Our study has several strengths. The presence of biomarkers of Aβ and tau pathology has enabled us to stage a large cohort of cognitively unimpaired individuals within the AT framework. In addition, we used the same precise and validated assay to measure GFAP both in plasma and CSF, thus avoiding potential methodological confounders associated with using different analytical platforms in the two biofluids. This assay is commercially available, and, therefore, other research groups can replicate our results in their cohorts. Finally, we could compare head-to-head the associations between [¹⁸F]FDG uptake and CSF and plasma GFAP given that we measured both fluid biomarkers moment in the same time.

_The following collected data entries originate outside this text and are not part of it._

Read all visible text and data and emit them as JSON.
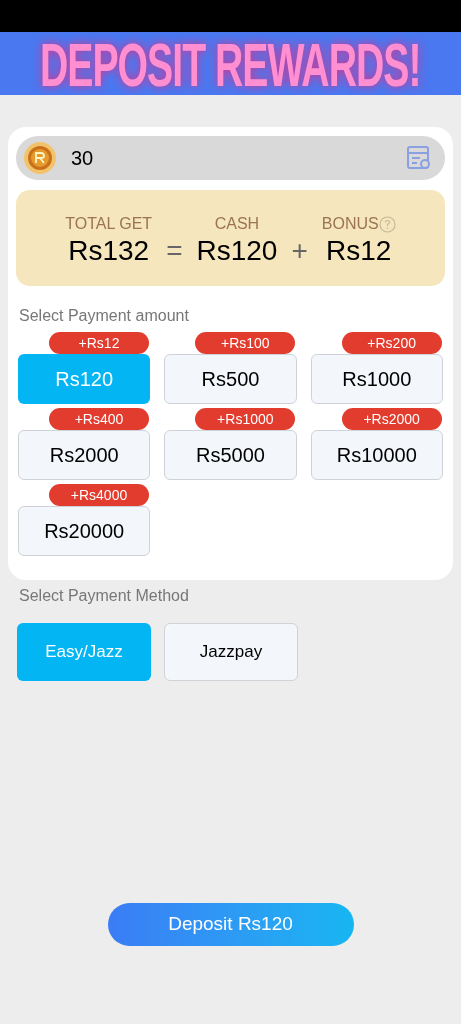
{
  "overlay": {
    "text": "DEPOSIT REWARDS!"
  },
  "balance": {
    "amount": "30"
  },
  "summary": {
    "total_label": "TOTAL GET",
    "total": "Rs132",
    "equals": "=",
    "cash_label": "CASH",
    "cash": "Rs120",
    "plus": "+",
    "bonus_label": "BONUS",
    "bonus": "Rs12"
  },
  "amount_section": {
    "title": "Select Payment amount",
    "options": [
      {
        "label": "Rs120",
        "badge": "+Rs12",
        "selected": true
      },
      {
        "label": "Rs500",
        "badge": "+Rs100",
        "selected": false
      },
      {
        "label": "Rs1000",
        "badge": "+Rs200",
        "selected": false
      },
      {
        "label": "Rs2000",
        "badge": "+Rs400",
        "selected": false
      },
      {
        "label": "Rs5000",
        "badge": "+Rs1000",
        "selected": false
      },
      {
        "label": "Rs10000",
        "badge": "+Rs2000",
        "selected": false
      },
      {
        "label": "Rs20000",
        "badge": "+Rs4000",
        "selected": false
      }
    ]
  },
  "method_section": {
    "title": "Select Payment Method",
    "options": [
      {
        "label": "Easy/Jazz",
        "selected": true
      },
      {
        "label": "Jazzpay",
        "selected": false
      }
    ]
  },
  "deposit_button": {
    "label": "Deposit Rs120"
  }
}
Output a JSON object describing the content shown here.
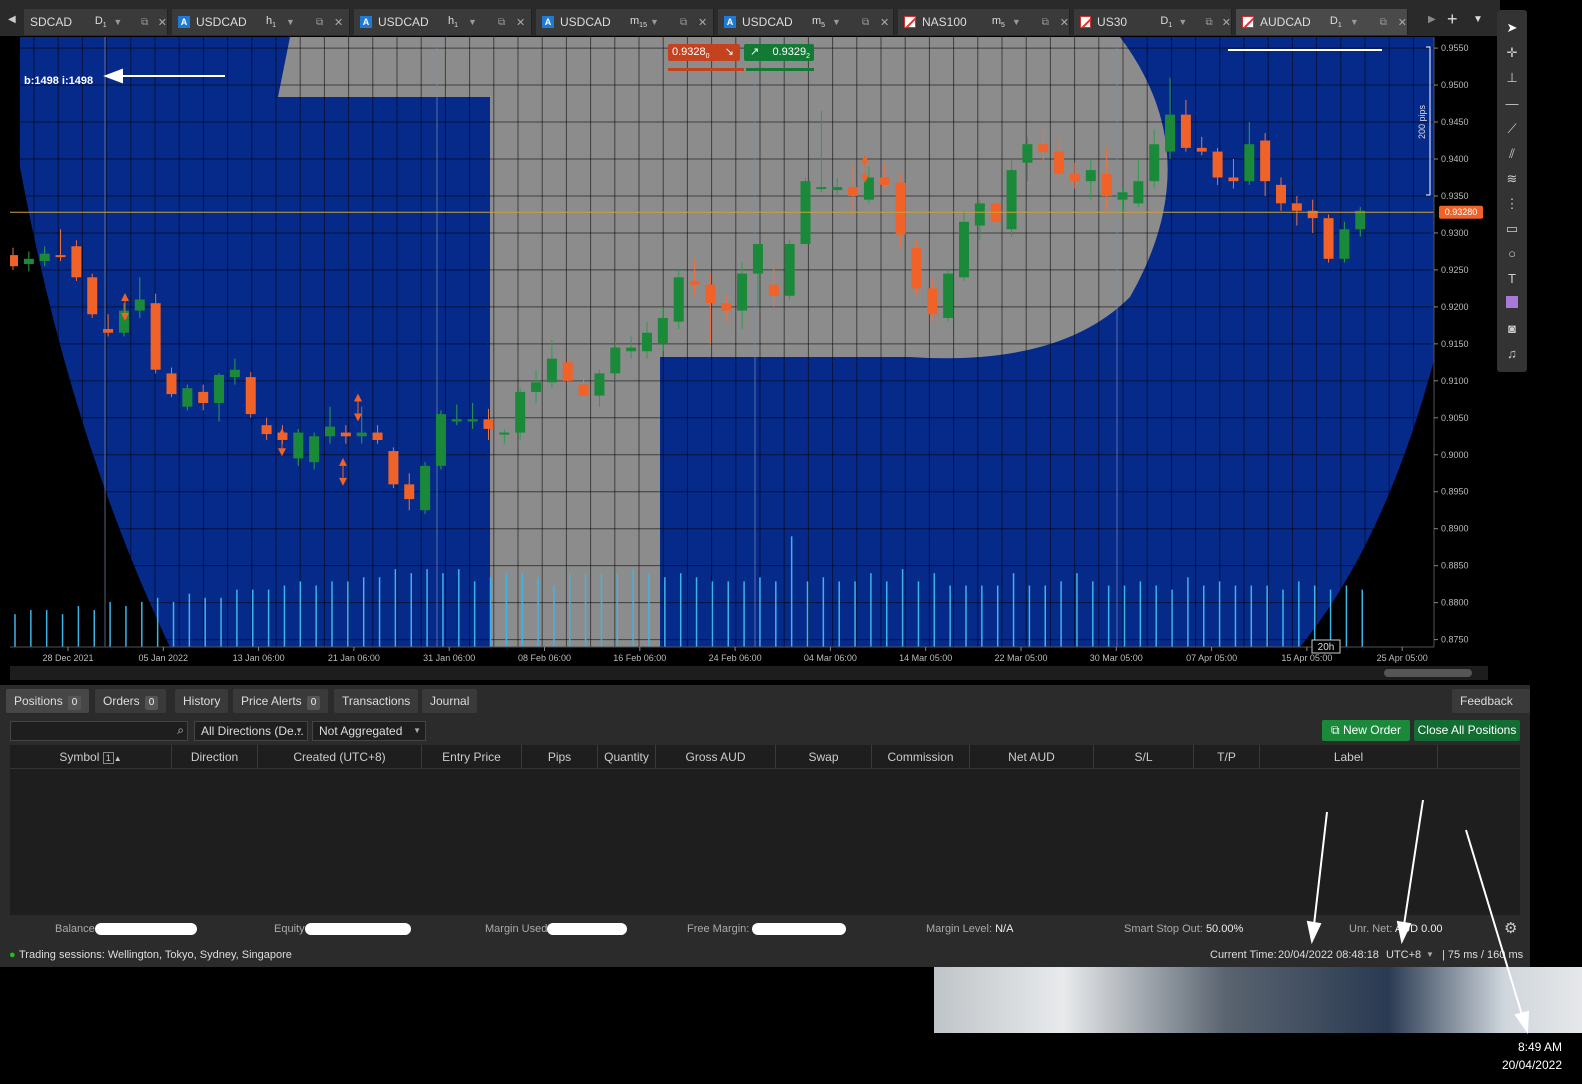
{
  "tabs": [
    {
      "symbol": "SDCAD",
      "tf": "D",
      "sub": "1",
      "icon": "a",
      "active": false
    },
    {
      "symbol": "USDCAD",
      "tf": "h",
      "sub": "1",
      "icon": "a",
      "active": false
    },
    {
      "symbol": "USDCAD",
      "tf": "h",
      "sub": "1",
      "icon": "a",
      "active": false
    },
    {
      "symbol": "USDCAD",
      "tf": "m",
      "sub": "15",
      "icon": "a",
      "active": false
    },
    {
      "symbol": "USDCAD",
      "tf": "m",
      "sub": "5",
      "icon": "a",
      "active": false
    },
    {
      "symbol": "NAS100",
      "tf": "m",
      "sub": "5",
      "icon": "flag",
      "active": false
    },
    {
      "symbol": "US30",
      "tf": "D",
      "sub": "1",
      "icon": "flag",
      "active": false
    },
    {
      "symbol": "AUDCAD",
      "tf": "D",
      "sub": "1",
      "icon": "flag",
      "active": true
    }
  ],
  "chart": {
    "bar_info": "b:1498 i:1498",
    "sell_price": "0.9328",
    "sell_sup": "0",
    "buy_price": "0.9329",
    "buy_sup": "2",
    "current_price_label": "0.93280",
    "current_price": 0.9328,
    "pips_label": "200 pips",
    "countdown": "20h",
    "price_axis": [
      "0.9550",
      "0.9500",
      "0.9450",
      "0.9400",
      "0.9350",
      "0.9300",
      "0.9250",
      "0.9200",
      "0.9150",
      "0.9100",
      "0.9050",
      "0.9000",
      "0.8950",
      "0.8900",
      "0.8850",
      "0.8800",
      "0.8750"
    ],
    "time_axis": [
      "28 Dec 2021",
      "05 Jan 2022",
      "13 Jan 06:00",
      "21 Jan 06:00",
      "31 Jan 06:00",
      "08 Feb 06:00",
      "16 Feb 06:00",
      "24 Feb 06:00",
      "04 Mar 06:00",
      "14 Mar 05:00",
      "22 Mar 05:00",
      "30 Mar 05:00",
      "07 Apr 05:00",
      "15 Apr 05:00",
      "25 Apr 05:00"
    ],
    "colors": {
      "up": "#1a8a3a",
      "down": "#f06228",
      "bg_blue": "#062a8a",
      "bg_gray": "#8c8c8c",
      "volume": "#3db4e8",
      "price_line": "#c8a23c"
    }
  },
  "chart_data": {
    "type": "candlestick",
    "symbol": "AUDCAD",
    "timeframe": "D1",
    "ylim": [
      0.874,
      0.9565
    ],
    "ohlc": [
      [
        0.927,
        0.928,
        0.925,
        0.9255
      ],
      [
        0.9258,
        0.9275,
        0.9248,
        0.9265
      ],
      [
        0.9262,
        0.9282,
        0.9255,
        0.9272
      ],
      [
        0.927,
        0.9305,
        0.9262,
        0.9268
      ],
      [
        0.9282,
        0.929,
        0.9235,
        0.924
      ],
      [
        0.924,
        0.9245,
        0.9185,
        0.919
      ],
      [
        0.917,
        0.919,
        0.916,
        0.9165
      ],
      [
        0.9165,
        0.9205,
        0.916,
        0.9195
      ],
      [
        0.9195,
        0.924,
        0.9185,
        0.921
      ],
      [
        0.9205,
        0.9218,
        0.911,
        0.9115
      ],
      [
        0.911,
        0.9118,
        0.9078,
        0.9082
      ],
      [
        0.9065,
        0.9095,
        0.906,
        0.909
      ],
      [
        0.9085,
        0.9095,
        0.906,
        0.907
      ],
      [
        0.907,
        0.911,
        0.9045,
        0.9108
      ],
      [
        0.9105,
        0.913,
        0.9095,
        0.9115
      ],
      [
        0.9105,
        0.9112,
        0.905,
        0.9055
      ],
      [
        0.904,
        0.905,
        0.902,
        0.9028
      ],
      [
        0.903,
        0.904,
        0.9015,
        0.902
      ],
      [
        0.8995,
        0.9035,
        0.8985,
        0.903
      ],
      [
        0.899,
        0.903,
        0.898,
        0.9025
      ],
      [
        0.9025,
        0.9065,
        0.9015,
        0.9038
      ],
      [
        0.903,
        0.904,
        0.9015,
        0.9025
      ],
      [
        0.9025,
        0.9065,
        0.9015,
        0.903
      ],
      [
        0.903,
        0.904,
        0.9015,
        0.902
      ],
      [
        0.9005,
        0.901,
        0.8955,
        0.896
      ],
      [
        0.896,
        0.8975,
        0.8925,
        0.894
      ],
      [
        0.8925,
        0.899,
        0.892,
        0.8985
      ],
      [
        0.8985,
        0.906,
        0.898,
        0.9055
      ],
      [
        0.9045,
        0.9068,
        0.904,
        0.9048
      ],
      [
        0.9045,
        0.907,
        0.9035,
        0.9048
      ],
      [
        0.9048,
        0.9062,
        0.902,
        0.9035
      ],
      [
        0.903,
        0.9035,
        0.9015,
        0.903
      ],
      [
        0.903,
        0.909,
        0.902,
        0.9085
      ],
      [
        0.9085,
        0.9115,
        0.907,
        0.9098
      ],
      [
        0.9098,
        0.9155,
        0.909,
        0.913
      ],
      [
        0.9125,
        0.9135,
        0.9095,
        0.91
      ],
      [
        0.9095,
        0.9105,
        0.907,
        0.908
      ],
      [
        0.908,
        0.9115,
        0.9065,
        0.911
      ],
      [
        0.911,
        0.9155,
        0.91,
        0.9145
      ],
      [
        0.914,
        0.916,
        0.913,
        0.9145
      ],
      [
        0.914,
        0.918,
        0.913,
        0.9165
      ],
      [
        0.915,
        0.92,
        0.914,
        0.9185
      ],
      [
        0.918,
        0.925,
        0.917,
        0.924
      ],
      [
        0.9235,
        0.9265,
        0.9215,
        0.923
      ],
      [
        0.923,
        0.9245,
        0.915,
        0.9205
      ],
      [
        0.9205,
        0.9215,
        0.918,
        0.9195
      ],
      [
        0.9195,
        0.926,
        0.917,
        0.9245
      ],
      [
        0.9245,
        0.928,
        0.92,
        0.9285
      ],
      [
        0.923,
        0.9255,
        0.92,
        0.9215
      ],
      [
        0.9215,
        0.929,
        0.921,
        0.9285
      ],
      [
        0.9285,
        0.9375,
        0.9285,
        0.937
      ],
      [
        0.9362,
        0.9465,
        0.9355,
        0.9362
      ],
      [
        0.9358,
        0.9375,
        0.935,
        0.9362
      ],
      [
        0.9362,
        0.9395,
        0.9325,
        0.935
      ],
      [
        0.9345,
        0.939,
        0.934,
        0.9375
      ],
      [
        0.9375,
        0.9395,
        0.936,
        0.9365
      ],
      [
        0.9368,
        0.938,
        0.928,
        0.9298
      ],
      [
        0.928,
        0.929,
        0.9215,
        0.9225
      ],
      [
        0.9225,
        0.924,
        0.918,
        0.919
      ],
      [
        0.9185,
        0.925,
        0.918,
        0.9245
      ],
      [
        0.924,
        0.933,
        0.9235,
        0.9315
      ],
      [
        0.931,
        0.9345,
        0.929,
        0.934
      ],
      [
        0.934,
        0.9345,
        0.931,
        0.9315
      ],
      [
        0.9305,
        0.94,
        0.9295,
        0.9385
      ],
      [
        0.9395,
        0.943,
        0.937,
        0.942
      ],
      [
        0.942,
        0.944,
        0.9395,
        0.941
      ],
      [
        0.941,
        0.943,
        0.9375,
        0.938
      ],
      [
        0.938,
        0.9395,
        0.936,
        0.937
      ],
      [
        0.937,
        0.94,
        0.9345,
        0.9385
      ],
      [
        0.938,
        0.9415,
        0.933,
        0.935
      ],
      [
        0.9345,
        0.936,
        0.933,
        0.9355
      ],
      [
        0.934,
        0.94,
        0.9335,
        0.937
      ],
      [
        0.937,
        0.944,
        0.936,
        0.942
      ],
      [
        0.941,
        0.951,
        0.94,
        0.946
      ],
      [
        0.946,
        0.948,
        0.941,
        0.9415
      ],
      [
        0.9415,
        0.943,
        0.9405,
        0.941
      ],
      [
        0.941,
        0.9415,
        0.9365,
        0.9375
      ],
      [
        0.9375,
        0.94,
        0.936,
        0.937
      ],
      [
        0.937,
        0.945,
        0.9365,
        0.942
      ],
      [
        0.9425,
        0.9435,
        0.935,
        0.937
      ],
      [
        0.9365,
        0.9375,
        0.933,
        0.934
      ],
      [
        0.934,
        0.935,
        0.931,
        0.933
      ],
      [
        0.933,
        0.9345,
        0.93,
        0.932
      ],
      [
        0.932,
        0.9325,
        0.926,
        0.9265
      ],
      [
        0.9265,
        0.9315,
        0.926,
        0.9305
      ],
      [
        0.9305,
        0.9335,
        0.9295,
        0.933
      ]
    ],
    "volume": [
      8,
      9,
      9,
      8,
      10,
      9,
      11,
      10,
      11,
      12,
      11,
      13,
      12,
      12,
      14,
      14,
      14,
      15,
      16,
      15,
      16,
      16,
      17,
      17,
      19,
      18,
      19,
      18,
      19,
      16,
      17,
      18,
      18,
      17,
      15,
      18,
      18,
      18,
      18,
      19,
      18,
      17,
      18,
      17,
      16,
      16,
      16,
      17,
      16,
      27,
      16,
      17,
      16,
      16,
      18,
      16,
      19,
      16,
      18,
      15,
      15,
      15,
      15,
      18,
      15,
      15,
      16,
      18,
      16,
      15,
      15,
      16,
      15,
      14,
      17,
      15,
      16,
      15,
      15,
      15,
      14,
      16,
      15,
      14,
      15,
      14
    ]
  },
  "panel": {
    "tabs": [
      {
        "label": "Positions",
        "count": "0"
      },
      {
        "label": "Orders",
        "count": "0"
      },
      {
        "label": "History",
        "count": ""
      },
      {
        "label": "Price Alerts",
        "count": "0"
      },
      {
        "label": "Transactions",
        "count": ""
      },
      {
        "label": "Journal",
        "count": ""
      }
    ],
    "feedback": "Feedback",
    "direction_filter": "All Directions (De...",
    "aggregation": "Not Aggregated",
    "new_order": "New Order",
    "close_all": "Close All Positions",
    "columns": [
      "Symbol",
      "Direction",
      "Created (UTC+8)",
      "Entry Price",
      "Pips",
      "Quantity",
      "Gross AUD",
      "Swap",
      "Commission",
      "Net AUD",
      "S/L",
      "T/P",
      "Label"
    ],
    "sort_badge": "1",
    "summary": {
      "balance": "Balance",
      "equity": "Equity",
      "margin_used": "Margin Used",
      "free_margin": "Free Margin",
      "margin_level_label": "Margin Level:",
      "margin_level": "N/A",
      "smart_stop_label": "Smart Stop Out:",
      "smart_stop": "50.00%",
      "unr_net_label": "Unr. Net:",
      "unr_net": "AUD 0.00"
    }
  },
  "status": {
    "sessions": "Trading sessions: Wellington, Tokyo, Sydney, Singapore",
    "current_time_label": "Current Time:",
    "current_time": "20/04/2022 08:48:18",
    "timezone": "UTC+8",
    "latency": "| 75 ms / 160 ms"
  },
  "taskbar": {
    "time": "8:49 AM",
    "date": "20/04/2022"
  }
}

In summary, we found that higher plasma GFAP, a marker of reactive astrogliosis, is associated with widespread higher cerebral glucose metabolism as measured with [¹⁸F]FDG in the preclinical Alzheimer’s continuum. Of note, the correlation with glucose metabolism was also observed with GFAP levels measured in the CSF, although less widespread and in different regions. This finding suggests that early Alzheimer’s pathologic changes trigger an astrocytic reaction that is linked to greater energetic demand. With the onset of tau pathology, this coupling between astrogliosis and cerebral glucose consumption is reversed in regions of early AD-related hypometabolism. This suggests a failure to sustain such an elevated energetic consumption due to a disruption of glucose metabolism in astrocytes, already in preclinical AD stages. Our findings contribute to a better understanding of the metabolic requirements of the neuroinflammatory response to early AD pathology, which will be useful for the rational design of preventive interventions targeting inflammatory mechanisms and/or energetic dysfunction in preclinical stages of AD.